Act out the learning!

This strategy is a great way to help your kinesthetic learners.  As you get to certain parts of the story or text, students can act out what they are understanding or events that are happening.

for example, We recently read a nonfiction text about insects and the metamorphosis they go through.  Students were already familiar with the changes a butterfly goes through. When we got through that section of the text, I guided student through acting out the life cycle.  They started as eggs, emerged as caterpillars, formed a chrysalis and finally emerged as butterflies that fluttered around the room.

These are 3 of the strategies I use to incorporate reading and activity, what are you doing?
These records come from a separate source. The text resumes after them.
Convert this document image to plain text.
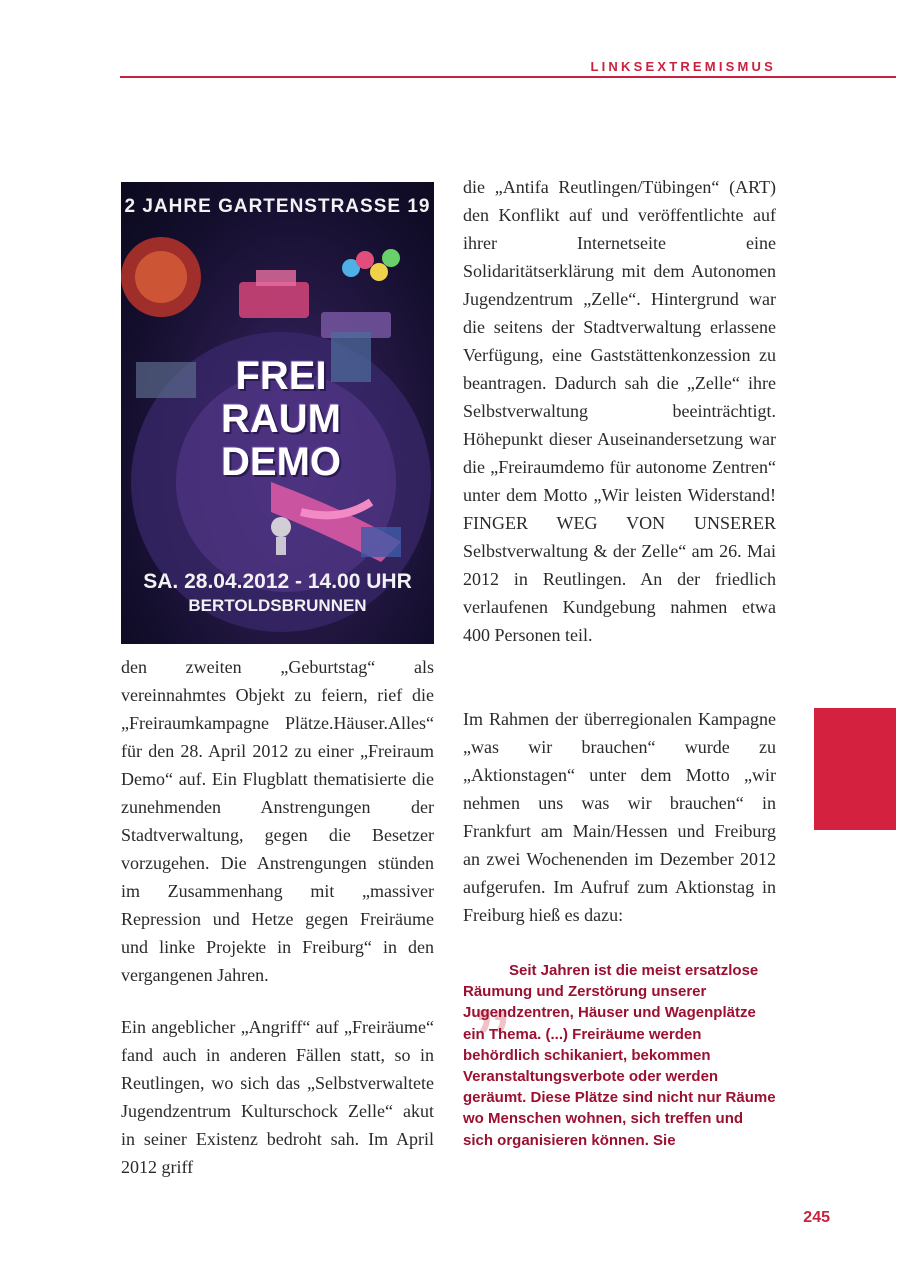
LINKSEXTREMISMUS
2 JAHRE GARTENSTRASSE 19
FREI
RAUM
DEMO
SA. 28.04.2012 - 14.00 UHR
BERTOLDSBRUNNEN

den zweiten „Geburtstag“ als vereinnahmtes Objekt zu feiern, rief die „Freiraumkampagne Plätze.Häuser.Alles“ für den 28. April 2012 zu einer „Freiraum Demo“ auf. Ein Flugblatt thematisierte die zunehmenden Anstrengungen der Stadtverwaltung, gegen die Besetzer vorzugehen. Die Anstrengungen stünden im Zusammenhang mit „massiver Repression und Hetze gegen Freiräume und linke Projekte in Freiburg“ in den vergangenen Jahren.

Ein angeblicher „Angriff“ auf „Freiräume“ fand auch in anderen Fällen statt, so in Reutlingen, wo sich das „Selbstverwaltete Jugendzentrum Kulturschock Zelle“ akut in seiner Existenz bedroht sah. Im April 2012 griff

die „Antifa Reutlingen/Tübingen“ (ART) den Konflikt auf und veröffentlichte auf ihrer Internetseite eine Solidaritätserklärung mit dem Autonomen Jugendzentrum „Zelle“. Hintergrund war die seitens der Stadtverwaltung erlassene Verfügung, eine Gaststättenkonzession zu beantragen. Dadurch sah die „Zelle“ ihre Selbstverwaltung beeinträchtigt. Höhepunkt dieser Auseinandersetzung war die „Freiraumdemo für autonome Zentren“ unter dem Motto „Wir leisten Widerstand! FINGER WEG VON UNSERER Selbstverwaltung & der Zelle“ am 26. Mai 2012 in Reutlingen. An der friedlich verlaufenen Kundgebung nahmen etwa 400 Personen teil.

Im Rahmen der überregionalen Kampagne „was wir brauchen“ wurde zu „Aktionstagen“ unter dem Motto „wir nehmen uns was wir brauchen“ in Frankfurt am Main/Hessen und Freiburg an zwei Wochenenden im Dezember 2012 aufgerufen. Im Aufruf zum Aktionstag in Freiburg hieß es dazu:

„

Seit Jahren ist die meist ersatzlose Räumung und Zerstörung unserer Jugendzentren, Häuser und Wagenplätze ein Thema. (...) Freiräume werden behördlich schikaniert, bekommen Veranstaltungsverbote oder werden geräumt. Diese Plätze sind nicht nur Räume wo Menschen wohnen, sich treffen und sich organisieren können. Sie

245
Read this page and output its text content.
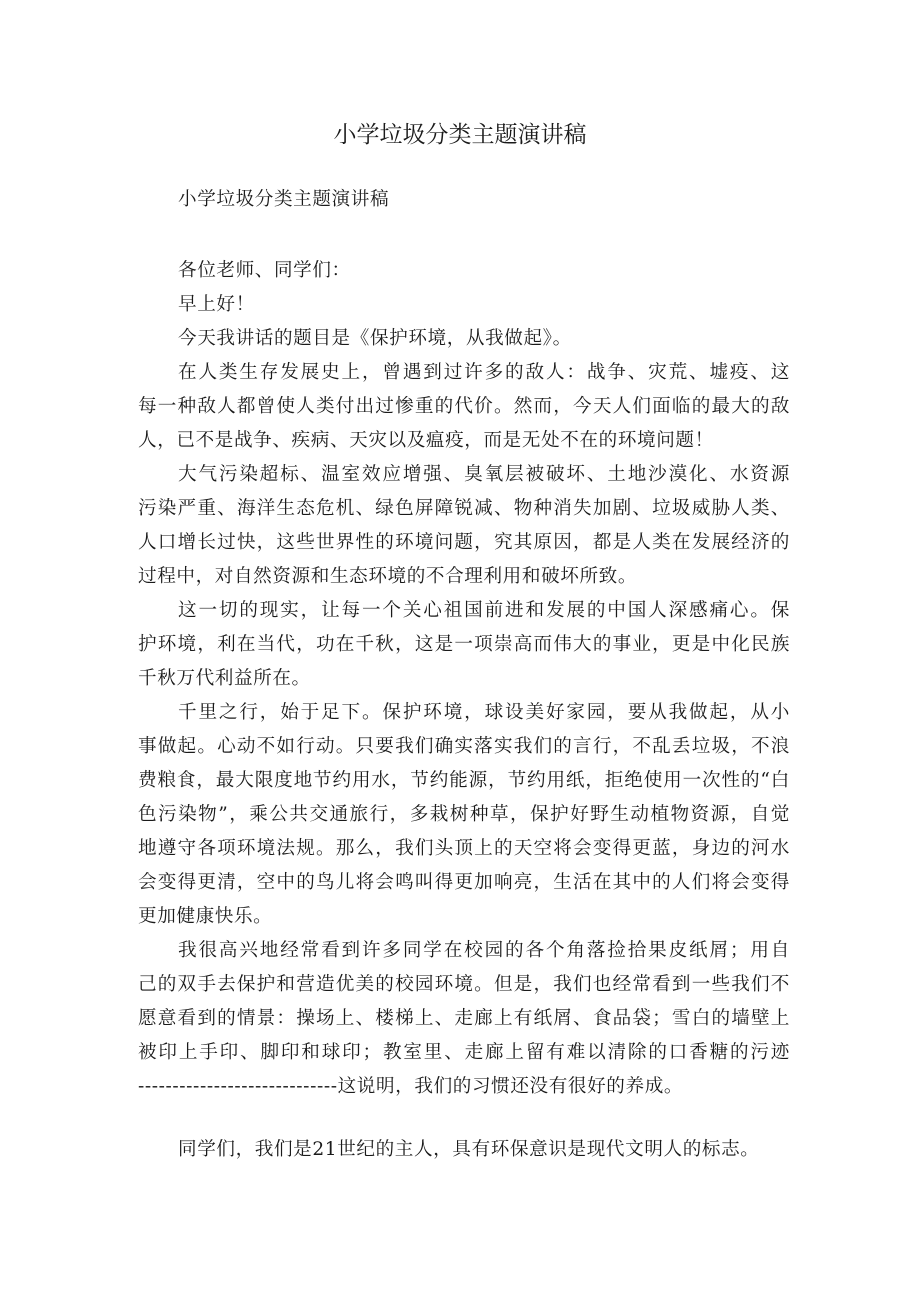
小学垃圾分类主题演讲稿
小学垃圾分类主题演讲稿
各位老师、同学们：
早上好！
今天我讲话的题目是《保护环境，从我做起》。
在人类生存发展史上，曾遇到过许多的敌人：战争、灾荒、墟疫、这
每一种敌人都曾使人类付出过惨重的代价。然而，今天人们面临的最大的敌
人，已不是战争、疾病、天灾以及瘟疫，而是无处不在的环境问题！
大气污染超标、温室效应增强、臭氧层被破坏、土地沙漠化、水资源
污染严重、海洋生态危机、绿色屏障锐减、物种消失加剧、垃圾威胁人类、
人口增长过快，这些世界性的环境问题，究其原因，都是人类在发展经济的
过程中，对自然资源和生态环境的不合理利用和破坏所致。
这一切的现实，让每一个关心祖国前进和发展的中国人深感痛心。保
护环境，利在当代，功在千秋，这是一项崇高而伟大的事业，更是中化民族
千秋万代利益所在。
千里之行，始于足下。保护环境，球设美好家园，要从我做起，从小
事做起。心动不如行动。只要我们确实落实我们的言行，不乱丢垃圾，不浪
费粮食，最大限度地节约用水，节约能源，节约用纸，拒绝使用一次性的“白
色污染物”，乘公共交通旅行，多栽树种草，保护好野生动植物资源，自觉
地遵守各项环境法规。那么，我们头顶上的天空将会变得更蓝，身边的河水
会变得更清，空中的鸟儿将会鸣叫得更加响亮，生活在其中的人们将会变得
更加健康快乐。
我很高兴地经常看到许多同学在校园的各个角落捡拾果皮纸屑；用自
己的双手去保护和营造优美的校园环境。但是，我们也经常看到一些我们不
愿意看到的情景：操场上、楼梯上、走廊上有纸屑、食品袋；雪白的墙壁上
被印上手印、脚印和球印；教室里、走廊上留有难以清除的口香糖的污迹
-----------------------------这说明，我们的习惯还没有很好的养成。
同学们，我们是21世纪的主人，具有环保意识是现代文明人的标志。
Jitter Juice: A How To Guide

When I made the move to Second Grade, I knew I had to make some changes to my first day of school routine.  I said good-bye to Chester and his Kissing Hand and hello to First Day Jitters.  

(The links that follow are Amazon affiliate links.  This means, I may receive a small commission, from Amazon-not you, if you purchase any of these materials. I cross my teacher heart that I ONLY recommend products I know, love and use!)

I wanted to turn my first read aloud into an event that would leave my class excited about Second Grade.  I did a little googling and discovered Jitter Juice.  There were a lot of recipes for how to make Jitter Juice but all of them were missing…. something. I wanted to up the wow factor and found the perfect thing….

Yes, the tiny little candies that pop in your mouth. 

Here is my recipe for how to make Jitter Juice.

Supplies and Ingredients

Before reading prep:
  •   Pour soda into cups
  •   Have Pop Rocks ready- I used to give students a sprinkle of Pop Rocks but quickly realized it was much easier to just give them all their own pouch.  If you want to give less than the whole pouch, I recommend separating it out ahead of time.  Cupcake liners work really well for this.

When I read the story, these are the things we talk about:

·       Emotions: How did you feel about the first day of school? How do you feel now that you are here? Have your feelings changed any?

·       Teacher: Did you expect Sarah Jane Hartwell to be the teacher? Why was she nervous about the first day of school?

·       Personal Emotions: I talk about how I feel lots of emotions about the first day of school.  I’m excited because I love teaching and love being around kids. I’m nervous because I am meeting all new kids and I worry about things like what if they don’t like me.  I’m also a little sad because I miss my kids from the previous year. 

After reading, I give students a cup of soda and a bag of Pop Rocks.  I tell them the Pop Rocks are their jitters or nerves and the soda is their body.  When they put the Pop Rocks go into the soda, there will be lots of bubbles and it might be uncomfortable.  As we get to know each other and settle into classroom life, our emotions start to settle, just like the Pop Rocks stop popping and settle.

Students have loved it every year. When we do our end of the year memories, at least one person brings up making Jitter Juice on the first day of school.

What is your favorite First Day of School activity?